Sono domande che in qualche modo rivolge anche un altro nume tutelare del mio essere terapeuta: il Bruco (o Brucaliffo) del Paese delle Meraviglie. Appena vede Alice, le chiede «Chi sei?», prima di affrontare ciò che in fondo è un discorso sulla memoria e sull’identità. Le avventure di Alice probabilmente ci insegnano che l’identità non significa essere sempre identici: non è una caratteristica rigida e fissa ma è qualcosa di mutevole. Come più o meno scriveva Percy Bysshe Shelley, «Niente può durare, se non la mutabilità». Un altro personaggio peculiare che Alice incontra nel suo viaggio è il Gatto dello Cheshire (o Stregatto) che, chiedendo a Alice dove fosse diretta, in qualche modo le stava chiedendo cosa volesse. Trovo bellissima la risposta in cui le dice che poco importa quale strada prendere se non si sa dove si vuole arrivare: rappresenta bene lo stallo in cui spesso capita di trovarsi. Conoscere e saper capire cosa desideriamo è un ottimo motore e un’ottima bussola del nostro cammino psichico. Qualche tempo fa paragonavo il desiderio a un muscolo da allenare, ma una recente intuizione mi ha portato alla sensazione che probabilmente, più che un muscolo, il desiderio è un senso da sviluppare, come possiamo esercitarci ad affinare olfatto e gusto, per esempio. Si tratta di un senso (come vista e udito, per intenderci), in quanto sento che coinvolge la propriocezione, la percezione interna in particolare del piacere; ma è anche un senso, in quanto ci indica anche la direzione da prendere, può orientare il nostro movimento (non dimentichiamo che il termine “desiderio” include la parola “sidera”, che rimanda al cielo stellato, usato da sempre per orientarsi).

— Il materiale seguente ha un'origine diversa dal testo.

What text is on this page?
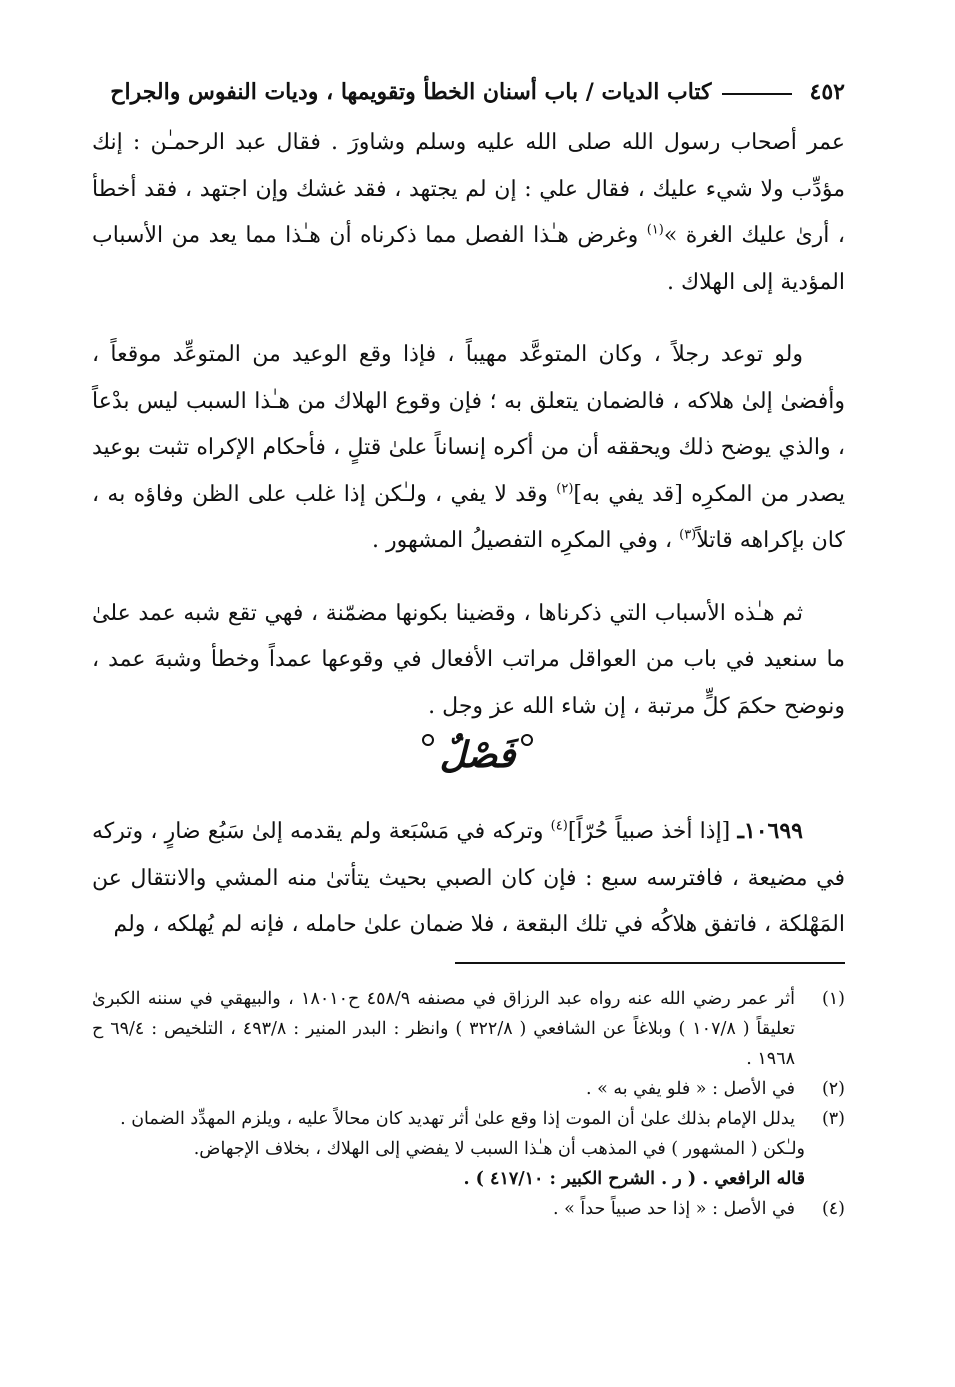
٤٥٢
كتاب الديات / باب أسنان الخطأ وتقويمها ، وديات النفوس والجراح

عمر أصحاب رسول الله صلى الله عليه وسلم وشاورَ . فقال عبد الرحمـٰن : إنك مؤدِّب ولا شيء عليك ، فقال علي : إن لم يجتهد ، فقد غشك وإن اجتهد ، فقد أخطأ ، أرىٰ عليك الغرة »$^{(١)}$ وغرض هـٰذا الفصل مما ذكرناه أن هـٰذا مما يعد من الأسباب المؤدية إلى الهلاك .

ولو توعد رجلاً ، وكان المتوعَّد مهيباً ، فإذا وقع الوعيد من المتوعِّد موقعاً ، وأفضىٰ إلىٰ هلاكه ، فالضمان يتعلق به ؛ فإن وقوع الهلاك من هـٰذا السبب ليس بدْعاً ، والذي يوضح ذلك ويحققه أن من أكره إنساناً علىٰ قتلٍ ، فأحكام الإكراه تثبت بوعيد يصدر من المكرِه [قد يفي به]$^{(٢)}$ وقد لا يفي ، ولـٰكن إذا غلب على الظن وفاؤه به ، كان بإكراهه قاتلاً$^{(٣)}$ ، وفي المكرِه التفصيلُ المشهور .

ثم هـٰذه الأسباب التي ذكرناها ، وقضينا بكونها مضمّنة ، فهي تقع شبه عمد علىٰ ما سنعيد في باب من العواقل مراتب الأفعال في وقوعها عمداً وخطأ وشبهَ عمد ، ونوضح حكمَ كلٍّ مرتبة ، إن شاء الله عز وجل .

فَصْلٌ

١٠٦٩٩ـ [إذا أخذ صبياً حُرّاً]$^{(٤)}$ وتركه في مَسْبَعة ولم يقدمه إلىٰ سَبُع ضارٍ ، وتركه في مضيعة ، فافترسه سبع : فإن كان الصبي بحيث يتأتىٰ منه المشي والانتقال عن المَهْلكة ، فاتفق هلاكُه في تلك البقعة ، فلا ضمان علىٰ حامله ، فإنه لم يُهلكه ، ولم

(١)
أثر عمر رضي الله عنه رواه عبد الرزاق في مصنفه ٤٥٨/٩ ح١٨٠١٠ ، والبيهقي في سننه الكبرىٰ تعليقاً ( ١٠٧/٨ ) وبلاغاً عن الشافعي ( ٣٢٢/٨ ) وانظر : البدر المنير : ٤٩٣/٨ ، التلخيص : ٦٩/٤ ح ١٩٦٨ .
(٢)
في الأصل : « فلو يفي به » .
(٣)
يدلل الإمام بذلك علىٰ أن الموت إذا وقع علىٰ أثر تهديد كان محالاً عليه ، ويلزم المهدِّد الضمان .
ولـٰكن ( المشهور ) في المذهب أن هـٰذا السبب لا يفضي إلى الهلاك ، بخلاف الإجهاض.
قاله الرافعي . ( ر . الشرح الكبير : ٤١٧/١٠ ) .
(٤)
في الأصل : « إذا حد صبياً حداً » .
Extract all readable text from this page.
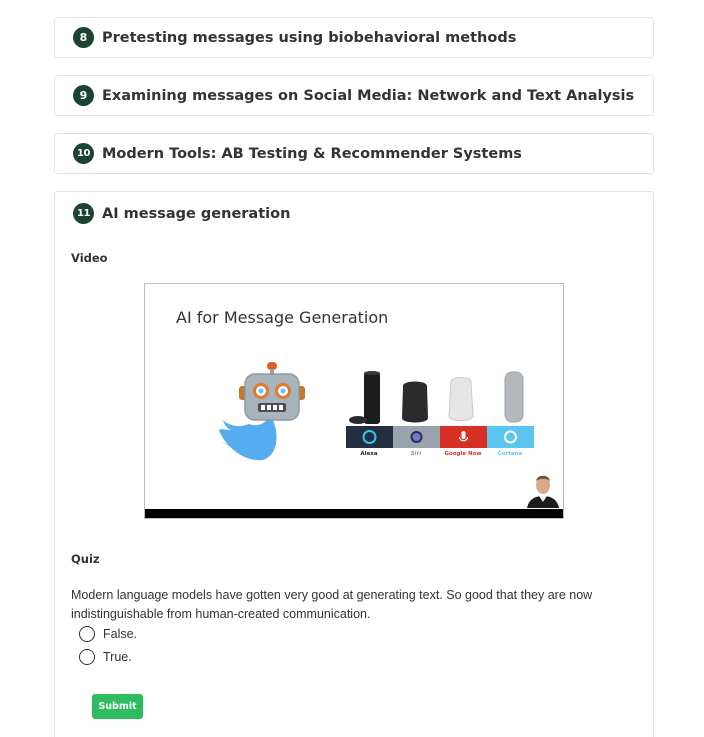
8	Pretesting messages using biobehavioral methods
9	Examining messages on Social Media: Network and Text Analysis
10 Modern Tools: AB Testing & Recommender Systems
11 AI message generation
Video
AI for Message Generation
Alexa	Siri	Google Now	Cortana
Quiz
Modern language models have gotten very good at generating text. So good that they are now indistinguishable from human-created communication.
False.
True.
Submit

Cosa vogliamo, insomma, può essere la bussola che ci dà una direzione, dove il desiderio è qualcosa che considero diverso e più profondo da ciò che possiamo definire “voglia” o “capriccio”, e ha sia una funzione di energia dinamica che di obiettivo.
E la risposta al chi siamo è data dal viaggio stesso, non dalla sua destinazione.
Cosa risponderebbe una ghianda alla domanda «chi sei?»: «ghianda» o «quercia»?